Thousands lose power; governor declares a state of emergency

MOUNT PLEASANT, S.C. -- Tropical Storm Gaston sloshed ashore in South Carolina yesterday with near hurricane-force winds, spinning sheets of rain that flooded roads as the storm knocked out power to thousands of people.

Gaston made landfall near McClellanville, a small fishing village that was brushed by Hurricane Charley earlier this month when it came ashore for a second time after devastating southwestern Florida.

Governor Mark Sanford declared a state of emergency yesterday and encouraged "folks to stay in their homes for the time being so damage-assessment crews, utility crews, and debris-removal crews can do their jobs."

As much as 10 inches of rain had fallen along parts of the coast by midday, and a flash flood watch was in effect. Hundreds of residents were urged to evacuate ahead of the storm.

Hours after the eye of Gaston came ashore, steady sheets of rain pelted Mount Pleasant. Tree limbs littered flooded roadways, some of which were impassable. Palmettos were pushed to the pavement and road signs twisted in the wind.
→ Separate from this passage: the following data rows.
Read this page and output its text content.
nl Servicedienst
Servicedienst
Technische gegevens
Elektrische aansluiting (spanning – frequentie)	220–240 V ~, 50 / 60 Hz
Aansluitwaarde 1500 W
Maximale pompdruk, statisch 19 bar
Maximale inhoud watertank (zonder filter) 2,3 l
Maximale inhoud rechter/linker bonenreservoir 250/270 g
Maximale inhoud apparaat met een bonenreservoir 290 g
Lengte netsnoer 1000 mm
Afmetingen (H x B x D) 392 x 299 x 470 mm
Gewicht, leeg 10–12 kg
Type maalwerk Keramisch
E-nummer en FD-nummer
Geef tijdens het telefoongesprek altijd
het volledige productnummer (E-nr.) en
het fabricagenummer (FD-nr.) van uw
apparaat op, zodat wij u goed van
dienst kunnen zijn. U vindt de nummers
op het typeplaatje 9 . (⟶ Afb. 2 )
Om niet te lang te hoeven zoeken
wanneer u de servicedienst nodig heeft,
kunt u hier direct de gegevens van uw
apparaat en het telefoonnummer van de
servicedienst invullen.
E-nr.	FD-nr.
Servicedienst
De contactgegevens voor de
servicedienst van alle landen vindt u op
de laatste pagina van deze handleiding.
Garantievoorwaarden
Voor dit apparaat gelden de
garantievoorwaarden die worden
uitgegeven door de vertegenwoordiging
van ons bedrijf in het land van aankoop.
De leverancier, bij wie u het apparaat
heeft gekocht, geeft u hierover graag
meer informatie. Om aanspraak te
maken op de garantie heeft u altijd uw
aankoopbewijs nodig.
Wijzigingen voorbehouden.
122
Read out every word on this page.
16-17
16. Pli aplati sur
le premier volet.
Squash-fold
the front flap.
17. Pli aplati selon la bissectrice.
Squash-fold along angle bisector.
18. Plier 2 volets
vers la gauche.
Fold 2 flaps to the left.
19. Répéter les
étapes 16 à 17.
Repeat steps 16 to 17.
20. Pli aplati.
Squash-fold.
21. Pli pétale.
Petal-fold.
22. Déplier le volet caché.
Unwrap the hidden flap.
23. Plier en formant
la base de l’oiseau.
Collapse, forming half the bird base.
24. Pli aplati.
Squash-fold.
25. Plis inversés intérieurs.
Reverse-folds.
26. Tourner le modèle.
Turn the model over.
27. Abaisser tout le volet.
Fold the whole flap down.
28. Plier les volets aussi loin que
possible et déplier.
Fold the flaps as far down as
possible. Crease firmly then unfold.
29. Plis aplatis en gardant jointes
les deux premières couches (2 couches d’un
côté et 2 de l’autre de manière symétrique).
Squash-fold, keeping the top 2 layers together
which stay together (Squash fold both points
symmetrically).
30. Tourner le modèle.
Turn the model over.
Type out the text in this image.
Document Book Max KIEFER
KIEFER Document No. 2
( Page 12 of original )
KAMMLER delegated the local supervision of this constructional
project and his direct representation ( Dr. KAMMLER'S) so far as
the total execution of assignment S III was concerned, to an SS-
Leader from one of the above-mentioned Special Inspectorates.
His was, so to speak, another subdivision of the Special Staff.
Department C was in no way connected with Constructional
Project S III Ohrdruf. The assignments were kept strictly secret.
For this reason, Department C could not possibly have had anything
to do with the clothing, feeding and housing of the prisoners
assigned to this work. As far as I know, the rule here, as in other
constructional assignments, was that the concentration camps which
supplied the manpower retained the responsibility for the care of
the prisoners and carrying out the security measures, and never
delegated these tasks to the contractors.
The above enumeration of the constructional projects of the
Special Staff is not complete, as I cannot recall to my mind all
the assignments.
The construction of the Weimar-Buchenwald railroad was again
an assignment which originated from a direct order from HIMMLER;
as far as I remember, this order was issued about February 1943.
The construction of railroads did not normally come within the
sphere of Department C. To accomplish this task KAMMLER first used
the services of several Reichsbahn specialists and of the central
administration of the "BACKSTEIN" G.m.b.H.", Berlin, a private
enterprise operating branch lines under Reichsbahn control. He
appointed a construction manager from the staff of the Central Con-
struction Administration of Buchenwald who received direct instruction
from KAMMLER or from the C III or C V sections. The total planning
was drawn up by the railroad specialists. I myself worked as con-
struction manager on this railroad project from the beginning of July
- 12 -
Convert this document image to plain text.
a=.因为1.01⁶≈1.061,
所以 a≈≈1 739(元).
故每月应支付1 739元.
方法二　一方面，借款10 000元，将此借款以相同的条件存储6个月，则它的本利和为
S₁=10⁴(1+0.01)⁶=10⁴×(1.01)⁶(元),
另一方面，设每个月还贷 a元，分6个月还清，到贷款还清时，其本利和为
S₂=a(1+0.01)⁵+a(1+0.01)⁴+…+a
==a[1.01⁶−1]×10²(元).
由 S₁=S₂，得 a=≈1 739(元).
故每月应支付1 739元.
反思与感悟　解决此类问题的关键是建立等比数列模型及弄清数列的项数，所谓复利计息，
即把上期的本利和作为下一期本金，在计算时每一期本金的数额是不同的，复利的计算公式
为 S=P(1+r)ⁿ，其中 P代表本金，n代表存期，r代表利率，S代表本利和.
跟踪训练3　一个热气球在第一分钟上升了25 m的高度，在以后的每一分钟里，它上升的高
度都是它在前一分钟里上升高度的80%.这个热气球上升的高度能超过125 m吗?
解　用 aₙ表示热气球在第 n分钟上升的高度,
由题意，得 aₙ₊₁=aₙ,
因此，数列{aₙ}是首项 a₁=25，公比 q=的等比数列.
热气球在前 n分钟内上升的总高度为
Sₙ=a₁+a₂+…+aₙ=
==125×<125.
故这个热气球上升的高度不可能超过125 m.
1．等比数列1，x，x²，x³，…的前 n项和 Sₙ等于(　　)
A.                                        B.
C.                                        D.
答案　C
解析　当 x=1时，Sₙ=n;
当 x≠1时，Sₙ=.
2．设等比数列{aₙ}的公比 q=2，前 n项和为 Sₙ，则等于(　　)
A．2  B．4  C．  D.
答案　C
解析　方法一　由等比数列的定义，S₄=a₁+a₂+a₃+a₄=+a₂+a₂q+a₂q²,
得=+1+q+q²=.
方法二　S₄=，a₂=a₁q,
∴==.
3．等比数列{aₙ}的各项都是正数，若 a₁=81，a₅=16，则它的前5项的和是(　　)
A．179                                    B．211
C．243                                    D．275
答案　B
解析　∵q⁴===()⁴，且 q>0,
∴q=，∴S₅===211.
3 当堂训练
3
Across the harbor in Charleston, Gaston flooded streets and pushed over power poles. At least 125,000 people were without power at the height of the storm.

The rain tapered off along the coast by midday, but blustery winds raked the coastline near Charleston, and intersections throughout the area had no operable traffic lights.

"The important thing is that we don't have any false sense of safety that it's all over," said Charleston's mayor, Joseph P. Riley Jr. "We have downed trees, and oftentimes there are power lines under those downed trees."

By midday, Gaston was moving north at about 8 miles per hour toward inland South Carolina, weakening along the way yet prompting flood watches and warnings of wind gusts as high as 60 miles per hour.

Residents in low-lying areas in Charleston and Georgetown counties were urged to move to higher ground before the storm hit. Authorities also asked people living in mobile homes to evacuate.

In the Atlantic Ocean, Hurricane Frances had sustained winds of 135 miles per hour about 550 miles east of the Leeward Islands in the southeast Caribbean.